When SCC employees spot those, they alert potential buyers they know have an interest. But providing animals for competition is not the company’s goal; nor is breeding rodeo bulls, desired for their aggression and meanness – something SCC avoids completely. "Those are just different arenas," Stice said.
As evidence of reaching its growth goals, last fall the company added 1,400 new calves to the operation. Considering about half of those are females, SCC has about 600 more births to go to reach its goal of having 1,000 new bulls on the farm. "Our sites are set on having 3,000 head. That will take a number of years," Stice said.
To help with their growth and daily farm needs, SCC patronizes the Altha Farmers Co-op in Marianna. Jeff Helms, store manager, said Southern Cattle Company supports the local Co-op by purchasing a variety of items, too numerous to name.
"They’ve been doing business with us for about three years now," Helms said. "They are excellent people and very good customers.
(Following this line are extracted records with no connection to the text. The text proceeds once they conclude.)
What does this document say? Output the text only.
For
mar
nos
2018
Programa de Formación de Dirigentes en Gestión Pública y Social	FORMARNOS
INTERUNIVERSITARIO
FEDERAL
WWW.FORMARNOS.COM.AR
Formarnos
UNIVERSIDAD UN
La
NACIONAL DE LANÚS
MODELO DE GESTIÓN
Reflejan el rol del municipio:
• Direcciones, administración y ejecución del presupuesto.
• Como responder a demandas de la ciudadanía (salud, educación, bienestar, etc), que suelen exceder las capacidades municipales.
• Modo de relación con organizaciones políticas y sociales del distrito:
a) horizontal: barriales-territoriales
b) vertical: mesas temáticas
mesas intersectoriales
They are highly respected in their industry. They buy so much from us — things like fertilizer, bulk feed, lime, cattle wormer, all sorts of vaccines, ear tags...."
The Charolais side of the operation is less then one-third of the whole company. Angus beef, on the other hand, is often advertised by breed on restaurant menus and in meat markets. Consumers have come to look at Angus beef as superior.
In terms of production, Angus’ top-quality reputation comes from a superior carcass and meat quality that is untouchable in the industry. Because of the product’s popularity, many Angus operations nationwide reported record profits the last few years while the consumer paid more than ever before for high-class beef.
Though the cattle must be tops, Starnes remains focused on that end user and wants to provide the best customer service possible to clients, be they small farmers or large commercial operators.
"We may be in the cattle business," Starnes said, "but we’re really in the people business."
SCC will host an educational seminar on Saturday, July 22, for anyone interested in attending. There will be several national speakers, representing three large feedlot operations; speakers from Cattle-Fax, a national cattle marketing firm; veterinarians from Pfizer and the University of Georgia; as well as several other noted specialists in Angus beef production.